An evaluation panel will also be appointed by the Minister for Trade and Industry to assess the performance of the IRs.

“We want to ensure that there is a disciplined and systematic process for periodic assessments so that both the IRs and the government agencies have a way to engage in dialogue to ensure that aspects of the IRs that are important to us, beyond the casinos as well, are well-maintained and kept in tandem with international standards and expectations,” said Mr Iswaran.

The panel’s findings and feedback will be relayed to CRA for their consideration when processing casino licence renewal applications.

Mr S. Iswaran, Minister in the Prime Minister's Office, the Second Minister for Home Affairs and the Second Minister for Trade and Industry, explains that the amendments ensure that “the casino regulatory regime continues to keep pace with developments in the industry and international best practices”. VIDEO: Matthew Wong

In line with continuous efforts to raise public engagement between Government and citizens, and to encourage Singaporeans to actively participate and involve themselves in the shaping of national policies that may affect their lives, the Singapore Government is inviting members of the public to give feedback on the proposed changes.

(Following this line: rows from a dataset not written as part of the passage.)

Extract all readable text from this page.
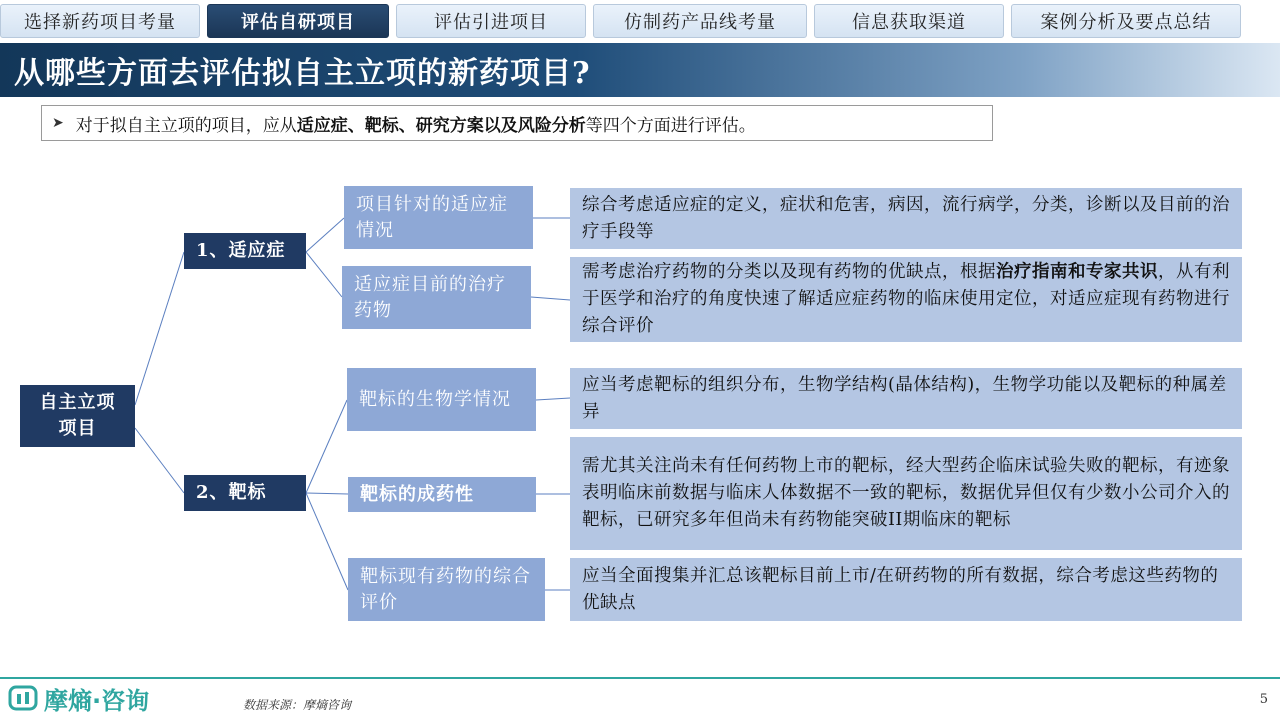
选择新药项目考量	评估自研项目	评估引进项目	仿制药产品线考量	信息获取渠道	案例分析及要点总结
从哪些方面去评估拟自主立项的新药项目?
➤ 对于拟自主立项的项目，应从 适应症、靶标、研究方案以及风险分析 等四个方面进行评估。
自主立项项目
1、适应症
2、靶标
项目针对的适应症情况
适应症目前的治疗药物
靶标的生物学情况
靶标的成药性
靶标现有药物的综合评价
综合考虑适应症的定义，症状和危害，病因，流行病学，分类，诊断以及目前的治疗手段等
需考虑治疗药物的分类以及现有药物的优缺点，根据治疗指南和专家共识，从有利于医学和治疗的角度快速了解适应症药物的临床使用定位，对适应症现有药物进行综合评价
应当考虑靶标的组织分布，生物学结构(晶体结构)，生物学功能以及靶标的种属差异
需尤其关注尚未有任何药物上市的靶标，经大型药企临床试验失败的靶标，有迹象表明临床前数据与临床人体数据不一致的靶标，数据优异但仅有少数小公司介入的靶标，已研究多年但尚未有药物能突破II期临床的靶标
应当全面搜集并汇总该靶标目前上市/在研药物的所有数据，综合考虑这些药物的优缺点
摩熵·咨询	数据来源：摩熵咨询	5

“The intention (of this public consultation) is really to gather views from the public and also to engage the industry and other stakeholders to get a sense of what their perspectives are before we finalise the Bill and move it in Parliament,” said Mr Iswaran.

The public consultation starts on Monday, 09 July 2012.

The proposed amendments are accessible via http://www.reach.gov.sg then.

Comments and feedback to the changes can be emailed to mha_cca_consultation@mha.gov.sg by 06 August 2012, 5 pm.

The Bill to amend the legislation will be finalised and presented in Parliament by the end of 2012.